Level: Technical

Abstract:

Investigating with Splunk is a modular, hands-on workshop designed to familiarize participants with how to investigate incidents using Splunk and open source. This workshop provides users a way to gain experience searching in Splunk to answer specific questions related to an investigation. These questions are similar to what would be asked in their own organizations. The workshop leverages the popular Boss of the SOC (BOTS) dataset in a question and answer format. Users will leave with a better understanding of how Splunk can be used to investigate in their enterprise.

Full description:

Splunk has open-sourced a data set that contains attack simulation data along with lots of noise. The class will log into cloud instances of Splunk, and conduct investigations around two different attack scenarios — a web based attack, and a ransomware incident.

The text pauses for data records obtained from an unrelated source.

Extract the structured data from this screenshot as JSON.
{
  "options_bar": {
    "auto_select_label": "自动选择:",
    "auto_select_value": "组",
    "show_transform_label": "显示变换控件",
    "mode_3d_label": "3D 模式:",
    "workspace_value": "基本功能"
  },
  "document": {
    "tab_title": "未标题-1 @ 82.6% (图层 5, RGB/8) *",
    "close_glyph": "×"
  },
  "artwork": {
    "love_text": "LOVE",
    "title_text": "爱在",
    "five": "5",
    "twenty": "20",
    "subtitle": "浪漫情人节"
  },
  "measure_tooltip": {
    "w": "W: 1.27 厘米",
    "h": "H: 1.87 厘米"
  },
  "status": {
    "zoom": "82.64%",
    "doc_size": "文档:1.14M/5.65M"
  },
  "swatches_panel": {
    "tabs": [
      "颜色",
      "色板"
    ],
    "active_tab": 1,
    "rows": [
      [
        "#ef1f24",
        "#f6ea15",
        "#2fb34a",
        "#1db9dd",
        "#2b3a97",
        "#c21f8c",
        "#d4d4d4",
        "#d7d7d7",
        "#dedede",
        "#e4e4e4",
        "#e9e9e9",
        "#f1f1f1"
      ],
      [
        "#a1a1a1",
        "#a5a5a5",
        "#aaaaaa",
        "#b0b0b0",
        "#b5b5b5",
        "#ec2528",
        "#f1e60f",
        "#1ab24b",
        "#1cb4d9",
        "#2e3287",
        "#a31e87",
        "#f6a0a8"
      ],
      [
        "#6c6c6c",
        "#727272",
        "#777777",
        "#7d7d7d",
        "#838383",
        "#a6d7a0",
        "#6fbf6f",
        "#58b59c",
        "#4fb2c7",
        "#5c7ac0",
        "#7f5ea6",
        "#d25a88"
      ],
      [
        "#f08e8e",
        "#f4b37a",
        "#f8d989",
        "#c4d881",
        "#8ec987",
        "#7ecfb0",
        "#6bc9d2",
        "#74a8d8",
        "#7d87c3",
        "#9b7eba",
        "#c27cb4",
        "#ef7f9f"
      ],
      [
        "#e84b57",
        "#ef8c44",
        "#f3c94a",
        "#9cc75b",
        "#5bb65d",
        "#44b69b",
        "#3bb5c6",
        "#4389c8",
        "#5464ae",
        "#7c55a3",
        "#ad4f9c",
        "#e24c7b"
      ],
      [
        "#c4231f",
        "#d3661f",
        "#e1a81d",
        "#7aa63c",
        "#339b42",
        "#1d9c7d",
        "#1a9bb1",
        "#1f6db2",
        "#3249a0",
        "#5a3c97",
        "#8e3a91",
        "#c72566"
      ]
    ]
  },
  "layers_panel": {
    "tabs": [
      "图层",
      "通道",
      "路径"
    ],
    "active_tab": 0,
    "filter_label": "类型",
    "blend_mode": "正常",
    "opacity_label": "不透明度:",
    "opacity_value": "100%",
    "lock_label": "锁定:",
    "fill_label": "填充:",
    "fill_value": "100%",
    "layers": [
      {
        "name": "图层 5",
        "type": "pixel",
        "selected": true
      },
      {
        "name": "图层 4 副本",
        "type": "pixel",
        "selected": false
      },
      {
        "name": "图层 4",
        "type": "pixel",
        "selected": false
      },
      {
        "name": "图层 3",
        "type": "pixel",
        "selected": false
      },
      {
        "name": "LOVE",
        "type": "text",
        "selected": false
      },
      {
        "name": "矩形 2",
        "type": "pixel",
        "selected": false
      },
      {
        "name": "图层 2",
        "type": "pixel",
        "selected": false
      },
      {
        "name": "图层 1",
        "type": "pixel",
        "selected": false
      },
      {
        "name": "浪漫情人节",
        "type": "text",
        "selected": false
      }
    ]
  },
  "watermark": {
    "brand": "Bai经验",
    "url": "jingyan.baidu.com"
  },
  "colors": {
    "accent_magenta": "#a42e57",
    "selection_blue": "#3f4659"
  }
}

The data set tries to emulate real world simulations as closely as possible. Students will learn real investigation and searching tactics, using Splunk and open-source tools. They will have access to the tools and data after the class, so they can take them home and practice after the conference as well.

Prerequisites:

• Students should bring a laptop
• Students should have a very basic understanding of Splunk, or they can take the following on-line training to prepare for the workshop: https://www.splunk.com/en_us/training/free-courses/splunk-fundamentals-1.html

Bio:

Robert Wagner is a security professional with 15+ years of InfoSec experience. He is a co-founder of “Hak4Kidz”, an organizer of BurbSecCon in Chicago, and is on the Board of Directors of the ISSA Chicago Chapter.